Still, there are reasons to remain pessimistic about our moral reasoning we derive in this sense. One might argue that our brains developed not to find truth, but to be better than those around us. An evolutionary psychologist may theorize these are social connections of “survival of the fittest.” They haven’t lead us to achieve a more objective truth, but a more effective persuasion. I address this by explaining human beings might have these naturalistic tendencies. But it doesn’t mean that the brain developed to behave in response to these social forces only. If an individual has to convince others to avoid certain dangerous species of animals, it depends on problem solving. This is the method of reasoning by the tribe. The cognitive method of deliberating facts and reflecting upon them shows this reality of our nature. It can apply to moral reasoning.
Another argument could be that our methods of reasoning are only rationalizations, not reasons. They’re only conclusions we want to believe. I illustrate this with how politicians may go to war or limit the rights of certain groups through the solutions. Then, they reason backwards from the solutions such that they contrive justification of them. The ideologies of politics, in general, seek these sorts of conclusions on rights, liberties, and other values. We may find ourselves emphasizing these answers before we have the questions. It amounts to ideology. I address this by arguing we can test rationalizations against observation and intuition to come closer to reasoning. We may have intuitive reasons that we are not able to articulate for every action. But we still may have the ability to form moral judgements about those actions. It’s this intuition about our moral reasoning that we trust to lead us in the right direction.

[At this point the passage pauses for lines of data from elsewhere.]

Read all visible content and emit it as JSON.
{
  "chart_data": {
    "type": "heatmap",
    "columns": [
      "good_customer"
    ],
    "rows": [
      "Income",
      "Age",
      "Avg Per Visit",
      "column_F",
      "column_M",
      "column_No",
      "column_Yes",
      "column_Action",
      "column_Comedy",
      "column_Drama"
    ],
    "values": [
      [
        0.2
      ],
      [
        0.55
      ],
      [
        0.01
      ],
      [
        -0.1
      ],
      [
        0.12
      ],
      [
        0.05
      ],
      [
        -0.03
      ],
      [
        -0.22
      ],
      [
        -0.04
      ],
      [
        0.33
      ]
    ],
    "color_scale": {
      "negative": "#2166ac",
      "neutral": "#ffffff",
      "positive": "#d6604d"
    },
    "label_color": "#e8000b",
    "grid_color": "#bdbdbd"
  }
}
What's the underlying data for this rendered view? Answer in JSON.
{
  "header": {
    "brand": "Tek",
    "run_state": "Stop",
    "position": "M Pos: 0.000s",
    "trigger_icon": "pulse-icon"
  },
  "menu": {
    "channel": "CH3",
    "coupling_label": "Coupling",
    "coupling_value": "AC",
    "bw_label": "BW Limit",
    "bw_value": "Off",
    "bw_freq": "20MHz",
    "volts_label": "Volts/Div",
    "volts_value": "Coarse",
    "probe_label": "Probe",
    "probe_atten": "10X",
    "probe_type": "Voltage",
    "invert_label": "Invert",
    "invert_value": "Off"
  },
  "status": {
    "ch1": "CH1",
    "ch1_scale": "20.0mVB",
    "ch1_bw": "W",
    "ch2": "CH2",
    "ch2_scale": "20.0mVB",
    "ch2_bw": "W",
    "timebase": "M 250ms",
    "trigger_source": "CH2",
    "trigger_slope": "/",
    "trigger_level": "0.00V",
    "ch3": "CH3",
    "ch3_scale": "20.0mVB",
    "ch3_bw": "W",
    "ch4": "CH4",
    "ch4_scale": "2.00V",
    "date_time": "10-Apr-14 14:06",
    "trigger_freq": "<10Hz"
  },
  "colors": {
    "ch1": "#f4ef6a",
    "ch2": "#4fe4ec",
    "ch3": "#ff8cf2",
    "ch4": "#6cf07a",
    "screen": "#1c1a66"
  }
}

I have attempted to outline methods of moral reasoning given the constraints of technology. I did this while reckoning with the arguments put forward by philosophers for decades. I hope these notions can prove beneficial to conversations of autonomy and rights of the individuals and machines in the digital age. We must re-evaluate these thoughts to address today’s issues. Artificial intelligence and genetic engineering can seem more similar than they first appear. Through a notion of moral reasoning, determine what this digital-biological autonomy should be.